The Messthetics are billed as an instrumental trio consisting of Fugazi’s rhythm section and experimental jazz guitarist Anthony Pirog. Their self entitled album was recently released by Discord and is available from the band’s Bandcamp site.
The album was recorded live over multiple sessions in drummer Brendan Canty’s rehearsal space with minimal overdubs. Accordingly, the album has a familiar jam session vibe, with a general excited looseness, but manages to avoid the pitfalls of structureless jamming. For the most part, bassist Joe Lally and Canty keep things simple and steady - providing a solid foundation for Pirog’s sonic explorations. The recording quality is very good with the mixes leaning a bit towards guitar heavy at times.

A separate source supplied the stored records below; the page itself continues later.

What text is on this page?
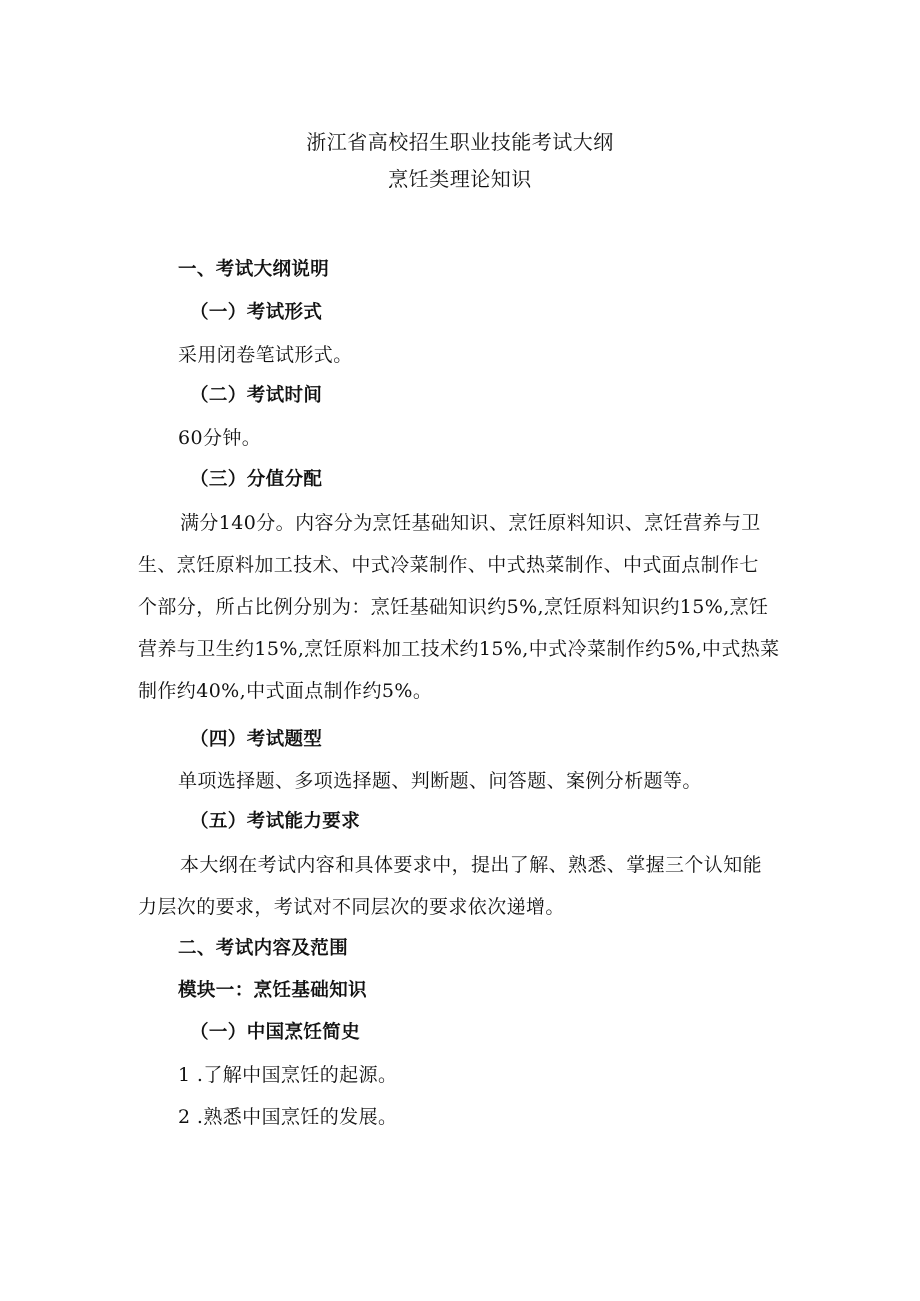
浙江省高校招生职业技能考试大纲
烹饪类理论知识
一、考试大纲说明
（一）考试形式
采用闭卷笔试形式。
（二）考试时间
60分钟。
（三）分值分配
满分140分。内容分为烹饪基础知识、烹饪原料知识、烹饪营养与卫
生、烹饪原料加工技术、中式冷菜制作、中式热菜制作、中式面点制作七
个部分，所占比例分别为：烹饪基础知识约5%,烹饪原料知识约15%,烹饪
营养与卫生约15%,烹饪原料加工技术约15%,中式冷菜制作约5%,中式热菜
制作约40%,中式面点制作约5%。
（四）考试题型
单项选择题、多项选择题、判断题、问答题、案例分析题等。
（五）考试能力要求
本大纲在考试内容和具体要求中，提出了解、熟悉、掌握三个认知能
力层次的要求，考试对不同层次的要求依次递增。
二、考试内容及范围
模块一：烹饪基础知识
（一）中国烹饪简史
1 .了解中国烹饪的起源。
2 .熟悉中国烹饪的发展。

Let there be no mistake. Pirog’s playing makes the album. He easily shifts between varied fuzz tones, guitar loops, textures, and effects. He’s prone to veer off into left field with a burst of noise or blistering atonal guitar run, but he never ignores his keen sense of melody for long.
From the punkish rock of “Serpent Tongue;” to the mellow deep bass of “Once Upon A Time,” with guitar amp hiss tastefully blending into the sonic tapestry; the frenetic riffing of “Quantum Path,” with its’ Stone Temple Pilots like B-section; or the acoustic guitar seasoned “The Weaver,” the Messthetics cover a lot of ground musically and sonically.
The modal opening track, “Mythomania,” had me hooked within the first couple of bars. Here, Lally’s understated bass groove carries the song while Pirog’s creative and playful use of effects paint a constantly evolving landscape, recalling Adrian Belew and Nils Cline.
“The Inner Ocean” was another favorite, with subtle brush work by Canty and lush arpeggiated chordal melodies by Pirog. Least you forget the album was largely recorded live, Pirog tips his hand with an audible click of a stomp box, before launching into full bodied fuzz tones.
“Crowds and Power” is the heaviest song of the bunch with punishing guitar and pounding bass and drums. Yet still, the band breaks down the onslaught to provide a middle section full of space and texture. This might well be the trio’s trademark…and it certainly provides interest and diversity within the arrangements.
At just over 33 minutes, the album’s length is perfect for the material at hand, and left me looking forward to their next release. Well done!